I think I turned on and he was talking about a visual performance he'd set up for a festival in Australia where he'd set up a computer programme to combine images randomly and project them on what appeared to be the Sydney opera house. He talked about having seen and chosen the elements involved but having no control over the combination so not having the level of input expected. & therefore not being 100% responsible for the resulting moments of beauty.
Think I'm not remembering everything. But thought if i said it was on it might allow some people to check it out on iplayer.Not sure if those interviews get repeated otherwise. Did notice that loads of that Channel gets repeated even months later when I was watching it heavily over the late summer.BUt not sure about Hardtalk.
― Stevolende, Friday, 9 December 2016 19:21 (nine years ago)
Have a female friend who worked on that Australia thing. You know all those stories about Eno getting more play than Ferry back in the day, being a general horndog, etc? Hoo, boy. Allegedly this might still be the case.
― Position Position, Friday, 9 December 2016 19:42 (nine years ago)
Given what's on "Bright Red" and "Outside," I'd love to hear an entire Eno-produced album of Joey Baron just playing drums.
― Josh in Chicago, Friday, 9 December 2016 20:42 (nine years ago)
Need more deets, PP. After all, he is supposedly happily married.
― Naive Teen Idol, Friday, 9 December 2016 22:52 (nine years ago)
Ooh yeah spill it
― weird woman in a bar (La Lechera), Saturday, 10 December 2016 01:29 (nine years ago)
That was gross. I'm sorry. I'm curious now that a hint was dropped but that was a crass way to express it. Please use an oblique strategy to spill the details that are spillable.
― weird woman in a bar (La Lechera), Saturday, 10 December 2016 01:31 (nine years ago)
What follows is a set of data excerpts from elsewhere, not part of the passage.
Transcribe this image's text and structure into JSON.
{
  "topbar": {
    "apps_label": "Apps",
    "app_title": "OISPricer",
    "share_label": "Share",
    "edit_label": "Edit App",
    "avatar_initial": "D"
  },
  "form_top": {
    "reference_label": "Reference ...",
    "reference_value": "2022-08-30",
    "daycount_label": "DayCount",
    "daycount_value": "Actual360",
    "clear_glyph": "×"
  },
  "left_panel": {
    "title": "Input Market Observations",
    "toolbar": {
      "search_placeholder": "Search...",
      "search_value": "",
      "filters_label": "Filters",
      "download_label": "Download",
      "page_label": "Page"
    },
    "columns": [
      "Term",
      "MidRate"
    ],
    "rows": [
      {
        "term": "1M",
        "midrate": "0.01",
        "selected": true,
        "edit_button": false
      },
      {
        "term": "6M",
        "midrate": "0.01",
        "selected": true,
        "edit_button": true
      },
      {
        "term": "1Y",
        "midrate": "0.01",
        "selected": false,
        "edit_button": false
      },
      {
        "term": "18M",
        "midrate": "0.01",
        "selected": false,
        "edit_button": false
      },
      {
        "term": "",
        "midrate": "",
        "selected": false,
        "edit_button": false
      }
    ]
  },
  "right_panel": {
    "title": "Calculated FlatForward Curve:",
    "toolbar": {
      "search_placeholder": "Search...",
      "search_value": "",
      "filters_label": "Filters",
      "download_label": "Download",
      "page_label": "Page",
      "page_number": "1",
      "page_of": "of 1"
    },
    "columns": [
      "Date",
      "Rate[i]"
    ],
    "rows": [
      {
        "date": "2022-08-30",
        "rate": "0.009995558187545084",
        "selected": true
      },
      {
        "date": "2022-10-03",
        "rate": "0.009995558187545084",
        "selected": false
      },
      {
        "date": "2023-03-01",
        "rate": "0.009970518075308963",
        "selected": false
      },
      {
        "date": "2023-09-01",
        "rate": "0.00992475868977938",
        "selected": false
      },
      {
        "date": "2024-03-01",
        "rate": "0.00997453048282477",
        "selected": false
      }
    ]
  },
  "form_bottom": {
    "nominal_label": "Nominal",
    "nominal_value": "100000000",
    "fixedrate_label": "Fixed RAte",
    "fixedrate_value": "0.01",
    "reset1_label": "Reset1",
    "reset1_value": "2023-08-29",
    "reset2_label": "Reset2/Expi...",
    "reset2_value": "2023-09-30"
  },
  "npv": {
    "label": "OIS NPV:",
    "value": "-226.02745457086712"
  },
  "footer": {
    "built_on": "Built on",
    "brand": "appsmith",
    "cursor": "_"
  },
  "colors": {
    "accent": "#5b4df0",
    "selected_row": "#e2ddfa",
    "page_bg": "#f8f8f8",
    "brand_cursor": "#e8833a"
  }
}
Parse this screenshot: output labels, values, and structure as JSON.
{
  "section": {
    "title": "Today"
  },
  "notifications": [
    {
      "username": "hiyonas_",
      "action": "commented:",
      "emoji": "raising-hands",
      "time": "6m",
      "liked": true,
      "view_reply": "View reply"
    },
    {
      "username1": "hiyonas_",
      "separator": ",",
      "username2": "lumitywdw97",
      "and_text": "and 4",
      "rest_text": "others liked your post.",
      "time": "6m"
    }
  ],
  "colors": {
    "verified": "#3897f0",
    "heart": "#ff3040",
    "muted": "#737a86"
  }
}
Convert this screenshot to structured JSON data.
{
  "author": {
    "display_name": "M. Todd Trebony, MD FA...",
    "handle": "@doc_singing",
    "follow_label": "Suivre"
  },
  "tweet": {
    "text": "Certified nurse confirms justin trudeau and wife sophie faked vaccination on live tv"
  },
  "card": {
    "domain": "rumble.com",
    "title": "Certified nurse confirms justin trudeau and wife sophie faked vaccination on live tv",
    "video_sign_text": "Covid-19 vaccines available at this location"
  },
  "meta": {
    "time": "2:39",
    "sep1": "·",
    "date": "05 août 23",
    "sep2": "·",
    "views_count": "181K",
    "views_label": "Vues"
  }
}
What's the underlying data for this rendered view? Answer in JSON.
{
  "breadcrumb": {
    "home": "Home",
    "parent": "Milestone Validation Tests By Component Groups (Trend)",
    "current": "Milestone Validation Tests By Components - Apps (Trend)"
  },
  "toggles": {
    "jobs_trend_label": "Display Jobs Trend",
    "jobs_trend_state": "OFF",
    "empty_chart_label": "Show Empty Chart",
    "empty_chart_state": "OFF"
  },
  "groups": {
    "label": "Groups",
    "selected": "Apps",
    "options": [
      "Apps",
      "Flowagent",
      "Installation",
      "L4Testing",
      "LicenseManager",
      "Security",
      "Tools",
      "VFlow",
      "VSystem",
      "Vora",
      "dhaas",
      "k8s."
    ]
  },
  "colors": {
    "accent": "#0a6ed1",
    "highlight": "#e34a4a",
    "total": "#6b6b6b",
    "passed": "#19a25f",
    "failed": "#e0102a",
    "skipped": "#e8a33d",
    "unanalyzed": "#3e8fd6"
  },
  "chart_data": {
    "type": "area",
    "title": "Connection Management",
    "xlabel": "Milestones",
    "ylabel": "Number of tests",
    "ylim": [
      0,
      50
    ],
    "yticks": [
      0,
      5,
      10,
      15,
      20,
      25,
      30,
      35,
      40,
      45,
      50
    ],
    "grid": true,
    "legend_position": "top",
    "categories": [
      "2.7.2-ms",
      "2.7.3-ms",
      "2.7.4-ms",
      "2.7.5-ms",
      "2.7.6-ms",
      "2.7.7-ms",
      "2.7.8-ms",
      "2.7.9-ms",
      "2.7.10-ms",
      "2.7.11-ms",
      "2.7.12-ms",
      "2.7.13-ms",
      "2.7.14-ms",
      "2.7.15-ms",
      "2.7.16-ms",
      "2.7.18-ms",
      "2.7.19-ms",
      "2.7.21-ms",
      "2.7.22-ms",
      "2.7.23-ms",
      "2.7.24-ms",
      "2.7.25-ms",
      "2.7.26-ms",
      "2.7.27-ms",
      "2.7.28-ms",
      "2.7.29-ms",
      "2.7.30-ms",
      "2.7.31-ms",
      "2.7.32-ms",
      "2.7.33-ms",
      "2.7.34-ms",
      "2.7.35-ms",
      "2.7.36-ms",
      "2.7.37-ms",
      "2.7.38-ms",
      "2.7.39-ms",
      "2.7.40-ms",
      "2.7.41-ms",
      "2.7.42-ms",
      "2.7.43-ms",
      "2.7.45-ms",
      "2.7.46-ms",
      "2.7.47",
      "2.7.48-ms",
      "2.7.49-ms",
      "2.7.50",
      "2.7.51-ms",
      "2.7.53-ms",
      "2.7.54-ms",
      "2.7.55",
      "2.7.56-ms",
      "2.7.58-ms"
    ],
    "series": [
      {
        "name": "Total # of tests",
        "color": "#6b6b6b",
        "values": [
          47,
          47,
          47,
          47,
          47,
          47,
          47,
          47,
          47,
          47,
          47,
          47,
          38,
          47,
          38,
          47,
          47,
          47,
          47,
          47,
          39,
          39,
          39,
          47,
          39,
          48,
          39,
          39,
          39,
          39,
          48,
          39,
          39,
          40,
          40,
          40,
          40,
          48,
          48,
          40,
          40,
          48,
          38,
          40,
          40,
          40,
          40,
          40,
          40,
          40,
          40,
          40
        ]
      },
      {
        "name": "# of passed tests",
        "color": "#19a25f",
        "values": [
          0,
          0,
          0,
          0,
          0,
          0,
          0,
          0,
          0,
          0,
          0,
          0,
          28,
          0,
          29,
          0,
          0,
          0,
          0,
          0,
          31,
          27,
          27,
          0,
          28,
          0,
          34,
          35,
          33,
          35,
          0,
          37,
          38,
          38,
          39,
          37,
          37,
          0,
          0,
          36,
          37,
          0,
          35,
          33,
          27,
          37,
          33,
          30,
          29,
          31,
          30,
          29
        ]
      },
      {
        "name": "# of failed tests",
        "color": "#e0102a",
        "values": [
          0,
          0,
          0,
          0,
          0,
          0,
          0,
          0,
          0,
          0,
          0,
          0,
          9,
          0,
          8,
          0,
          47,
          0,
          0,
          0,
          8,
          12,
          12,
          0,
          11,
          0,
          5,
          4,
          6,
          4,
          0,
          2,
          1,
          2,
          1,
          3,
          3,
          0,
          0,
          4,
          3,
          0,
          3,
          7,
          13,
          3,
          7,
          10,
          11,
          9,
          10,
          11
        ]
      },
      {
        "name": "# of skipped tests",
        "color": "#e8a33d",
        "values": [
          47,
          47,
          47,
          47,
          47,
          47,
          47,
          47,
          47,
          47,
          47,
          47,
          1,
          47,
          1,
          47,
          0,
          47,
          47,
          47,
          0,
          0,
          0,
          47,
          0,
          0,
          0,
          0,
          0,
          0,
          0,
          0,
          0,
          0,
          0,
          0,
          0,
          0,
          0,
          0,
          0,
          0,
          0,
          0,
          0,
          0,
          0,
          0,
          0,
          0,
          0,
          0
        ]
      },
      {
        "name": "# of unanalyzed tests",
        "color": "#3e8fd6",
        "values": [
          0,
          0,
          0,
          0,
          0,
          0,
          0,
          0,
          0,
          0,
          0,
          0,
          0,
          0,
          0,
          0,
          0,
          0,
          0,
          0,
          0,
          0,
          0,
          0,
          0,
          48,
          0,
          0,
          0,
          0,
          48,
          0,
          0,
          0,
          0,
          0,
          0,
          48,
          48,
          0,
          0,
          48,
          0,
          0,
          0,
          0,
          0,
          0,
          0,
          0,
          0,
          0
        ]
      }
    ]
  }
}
do people think he kept all his sex in his hair or something?
― increasingly bonkers (rushomancy), Saturday, 10 December 2016 01:41 (nine years ago)
My eno jam of late has been this 60+ track thing which purports to be the complete soundtrack to The Lovely Bones. Some of it is old Eno and some of it is Eno influenced but by the film's sound editors, but it's a great listen.
― his eye is on despair-o (Jon not Jon), Monday, 12 December 2016 22:53 (nine years ago)
huh where can you get that? sounds intersting.